It’s just gone 17 years since the former British colony of Hong Kong was returned to China, but communism still weighs lightly on it. It retains the appearance of a vibrant capitalist economy and continues to rank near the top of indices of economic freedom. The promises made by China in the Sino-British joint declaration of 1984, usually summarised as “one country, two systems”, have, by and large, been kept – much better than many people expected at the time.
But although the people of Hong Kong enjoy a high degree of personal freedom, they do not choose their own government. Half of the Legislative Council is democratically elected, but the other half and (crucially) the whole of the “election committee” that selects the chief executive are chosen by a gerrymandered system of functional constituencies that favors pro-Beijing candidates.

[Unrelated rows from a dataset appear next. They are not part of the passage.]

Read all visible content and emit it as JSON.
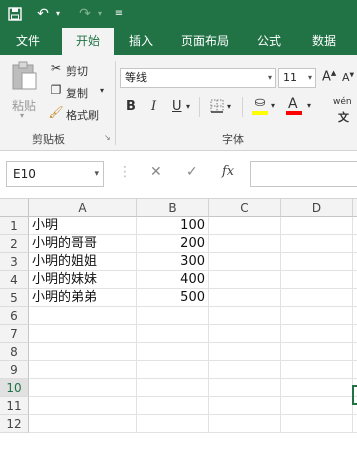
{
  "quick_access": {
    "save_icon": "save-icon",
    "undo_icon": "undo-icon",
    "redo_icon": "redo-icon",
    "customize_icon": "customize-icon"
  },
  "tabs": [
    {
      "label": "文件",
      "active": false
    },
    {
      "label": "开始",
      "active": true
    },
    {
      "label": "插入",
      "active": false
    },
    {
      "label": "页面布局",
      "active": false
    },
    {
      "label": "公式",
      "active": false
    },
    {
      "label": "数据",
      "active": false
    }
  ],
  "ribbon": {
    "clipboard": {
      "paste": "粘贴",
      "cut": "剪切",
      "copy": "复制",
      "format_painter": "格式刷",
      "group_label": "剪贴板"
    },
    "font": {
      "font_name": "等线",
      "font_size": "11",
      "bold": "B",
      "italic": "I",
      "underline": "U",
      "grow": "A",
      "shrink": "A",
      "group_label": "字体",
      "phonetic": "wén"
    }
  },
  "formula_bar": {
    "name_box": "E10",
    "cancel": "✕",
    "enter": "✓",
    "fx": "fx",
    "value": ""
  },
  "columns": [
    "A",
    "B",
    "C",
    "D"
  ],
  "rows": [
    {
      "num": "1",
      "a": "小明",
      "b": "100"
    },
    {
      "num": "2",
      "a": "小明的哥哥",
      "b": "200"
    },
    {
      "num": "3",
      "a": "小明的姐姐",
      "b": "300"
    },
    {
      "num": "4",
      "a": "小明的妹妹",
      "b": "400"
    },
    {
      "num": "5",
      "a": "小明的弟弟",
      "b": "500"
    },
    {
      "num": "6",
      "a": "",
      "b": ""
    },
    {
      "num": "7",
      "a": "",
      "b": ""
    },
    {
      "num": "8",
      "a": "",
      "b": ""
    },
    {
      "num": "9",
      "a": "",
      "b": ""
    },
    {
      "num": "10",
      "a": "",
      "b": ""
    },
    {
      "num": "11",
      "a": "",
      "b": ""
    },
    {
      "num": "12",
      "a": "",
      "b": ""
    }
  ],
  "selected_row": "10",
  "colors": {
    "brand": "#217346",
    "ribbon_bg": "#f3f3f3"
  }
}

Of course, Hong Kong was not a democracy when it was under British rule either; it was essentially run by civil servants appointed from London. In many ways, its citizens are more empowered now than they were: they also enjoy (imperfectly, but pretty well in the circumstances) the protection of guarantees of human rights in the territory’s basic law.
But although government by non-politicians can do some things well, the fundamental lack of democratic legitimacy creates all sorts of problems. And the basic law contemplates that democracy should eventually become the norm: article 45 states that “The ultimate aim is the selection of the Chief Executive by universal suffrage upon nomination by a broadly representative nominating committee in accordance with democratic procedures.”
Exactly what those words mean and how they are to be implemented is the hottest topic of debate in Hong Kong. Last week, chief executive Leung Chun-ying presented a report to the government in Beijing in which he endorsed the aim of universal suffrage for the 2017 election, but claimed (while acknowledging contrary views) that “mainstream opinion” would limit the candidates to those approved by a nominating committee.
Pro-democracy campaigners, on the other hand, demand that the public should have the right to nominate candidates for chief executive. Anything less, they say, would result in Beijing manipulating the process to screen out anyone hostile to its point of view.
There’s nothing inherently undemocratic in having some sort of screening process for a direct election. Most countries with presidential systems have limitations – sometimes quite severe ones – on who gets to appear on the ballot, to avoid having an unmanageably large number of candidates. Most commonly, candidates are required to have the support of a prescribed number of voters or of some smaller class of people such as legislators or local officials.
The important thing is that this screening process should be objective, with everyone having to play by the same rules, and not result in an ideological test being imposed.
But even a process that clearly fails to meet the criterion of objectivity may nonetheless fail to prevent a democratic expression of opinion. Last year gave a striking demonstration of that in the Iranian presidential election, when the Guardian Council disqualified hundreds of nominees but let through a candidate, Hassan Rouhani, who was sufficiently reformist to rally anti-regime feeling and win a decisive victory.
From Beijing’s point of view, Hong Kong itself is not the main game. A mildly hostile chief executive, which is the worst that democracy is likely to come up with, would be no more than a minor irritant. Much more important for it is to send the right message about the future of democracy in the rest of China.
It does not want the rest of its citizens to get the idea that universal suffrage is something they should aspire to. It wants to continue to tell them that “western” democracy wouldn’t work in China. But it also doesn’t want to show itself off as hostile to accountable government. That’s a very fine line to walk.
What it would ideally like, I suspect, is a process that it can show off as a success in “managed” democracy, where public input will be sufficiently strong not to put the democrats completely off side, but not so strong as to deprive Beijing of ultimate control if things turn nasty.
Whether such an ambition is realistic, or whether it will amount to an attempt to square the circle, should become clearer in the next few months.